Te playfully socks me but then pauses to look down sadly at her own fist. I’m suddenly reminded that Teuila once felt trauma at roughhousing with me, a favorite activity of hers. I think that was way back in Fire Biome, our first time there. We worked through that, but she still carried the burden of that pain for at least a while longer. She was afraid that I would become re-traumatized by her, and retreat from reality for a long period again. She begged me not to leave her. It was the most vulnerable she had ever been with me at the time. When our bodies purged the majority of the Radiance from our systems, and we temporarily lost our telepathic bond, Teuila thought I was punishing her, losing faith and trust in her. Thankfully it didn’t take much to convince her that I would never do such a thing. She had a brief period of self-doubt is all.

When she was manipulated into attacking me near the river, when her Valkyrie form seemed to not respond properly for her, she subconsciously shut down our mental link. She was likely panicking, railing against the fear that I would backslide into being traumatized by her. She could feel me sliding into that trauma-space at the end of the confrontation, when Luna had separated us. My mind had begun to set the neurological links between Teuila and my strongest triggers of panic and trauma once again. She snapped me out of it just in time.
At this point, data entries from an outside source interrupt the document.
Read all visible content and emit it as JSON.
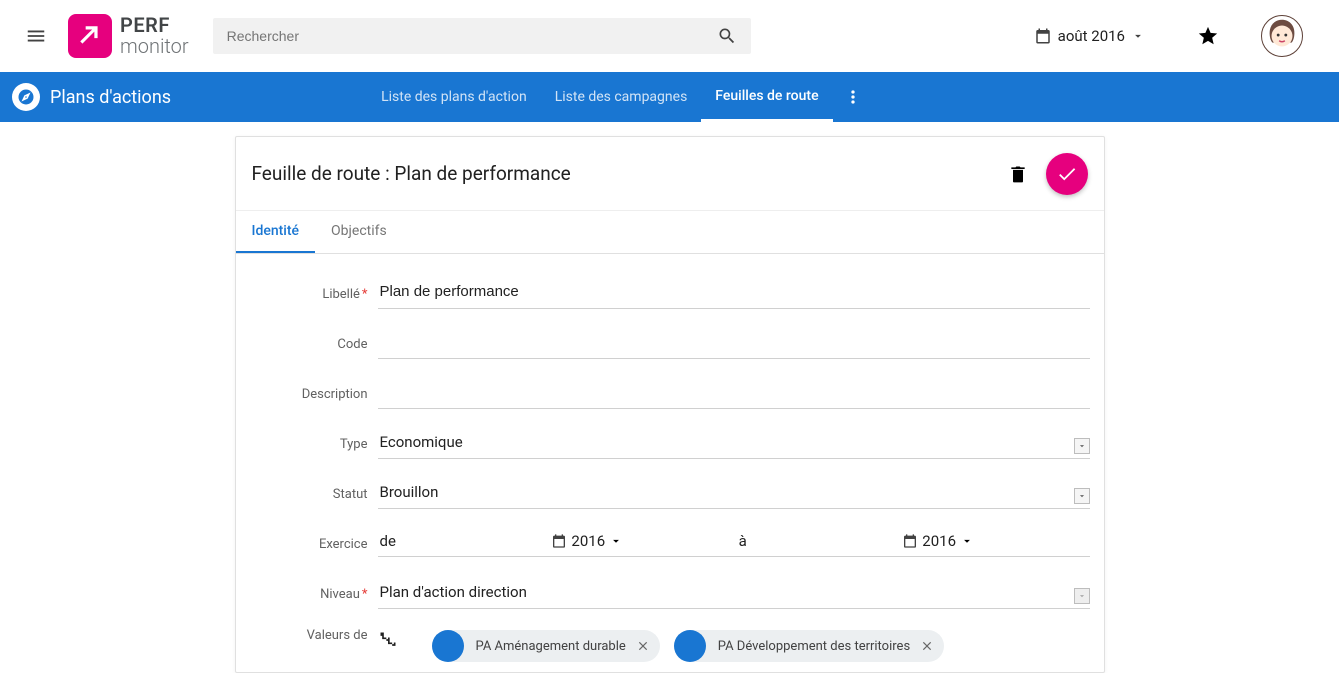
{
  "header": {
    "logo_line1": "PERF",
    "logo_line2": "monitor",
    "search_placeholder": "Rechercher",
    "date_label": "août 2016"
  },
  "nav": {
    "title": "Plans d'actions",
    "tabs": [
      {
        "label": "Liste des plans d'action"
      },
      {
        "label": "Liste des campagnes"
      },
      {
        "label": "Feuilles de route"
      }
    ]
  },
  "card": {
    "title": "Feuille de route : Plan de performance",
    "tabs": [
      {
        "label": "Identité"
      },
      {
        "label": "Objectifs"
      }
    ]
  },
  "form": {
    "libelle": {
      "label": "Libellé",
      "value": "Plan de performance"
    },
    "code": {
      "label": "Code",
      "value": ""
    },
    "description": {
      "label": "Description",
      "value": ""
    },
    "type": {
      "label": "Type",
      "value": "Economique"
    },
    "statut": {
      "label": "Statut",
      "value": "Brouillon"
    },
    "exercice": {
      "label": "Exercice",
      "from_word": "de",
      "from_year": "2016",
      "to_word": "à",
      "to_year": "2016"
    },
    "niveau": {
      "label": "Niveau",
      "value": "Plan d'action direction"
    },
    "valeurs": {
      "label": "Valeurs de",
      "chips": [
        {
          "label": "PA Aménagement durable"
        },
        {
          "label": "PA Développement des territoires"
        }
      ]
    }
  }
}
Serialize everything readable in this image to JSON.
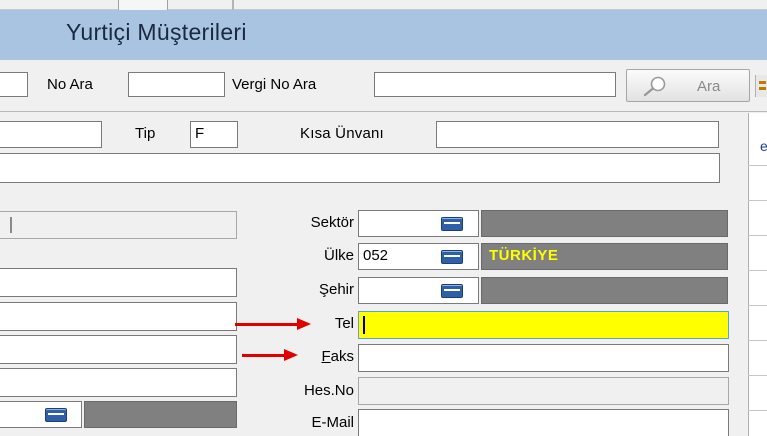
{
  "window": {
    "title": "Yurtiçi Müşterileri"
  },
  "search": {
    "no_label": "No Ara",
    "no_value": "",
    "vergi_label": "Vergi No Ara",
    "vergi_value": "",
    "search_button_label": "Ara"
  },
  "form": {
    "tip_label": "Tip",
    "tip_value": "F",
    "kisa_unvan_label": "Kısa Ünvanı",
    "kisa_unvan_value": "",
    "sektor_label": "Sektör",
    "sektor_value": "",
    "sektor_name": "",
    "ulke_label": "Ülke",
    "ulke_value": "052",
    "ulke_name": "TÜRKİYE",
    "sehir_label": "Şehir",
    "sehir_value": "",
    "sehir_name": "",
    "tel_label": "Tel",
    "tel_value": "",
    "faks_label_rest": "aks",
    "faks_label_accel": "F",
    "faks_value": "",
    "hesno_label": "Hes.No",
    "hesno_value": "",
    "email_label": "E-Mail",
    "email_value": ""
  },
  "colors": {
    "titlebar": "#a9c4e0",
    "highlight_field": "#ffff00",
    "lookup_name_bg": "#808080",
    "lookup_name_text": "#ffff00",
    "arrow": "#e00000"
  },
  "icons": {
    "search": "magnifier-icon",
    "lookup": "lookup-button-icon",
    "annotation": "red-arrow-icon"
  }
}
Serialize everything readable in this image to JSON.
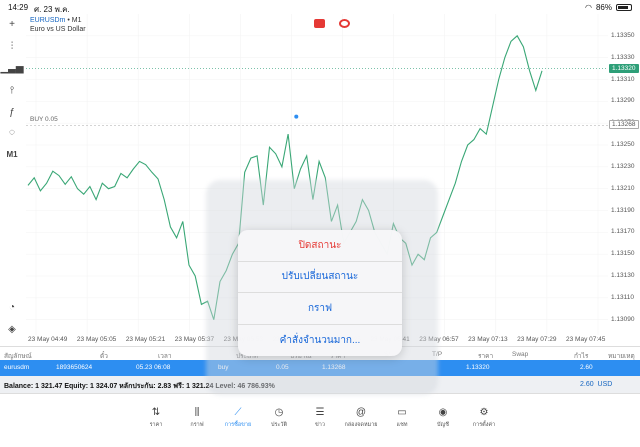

I’ve relied on Teuila to accept my love, to constantly support me during my short life. I’ve relied on her to accept how hard it is to love me, to fight through my panic and traumas and burdens and self-doubt. She comes through time and time again. My first love, My-Wings. Now I’m relying on her to set up a communication method and keep us out of reach of a deadly water god. I am completely unfair to her, I don’t deserve her love and I don’t know how to become worthy of her affection.

Teuila noogies me for my train of thought, “Come on spootbrain, there’s nothing special to it, you’re already worthy and deserving of, of well, stuff, you know, words.”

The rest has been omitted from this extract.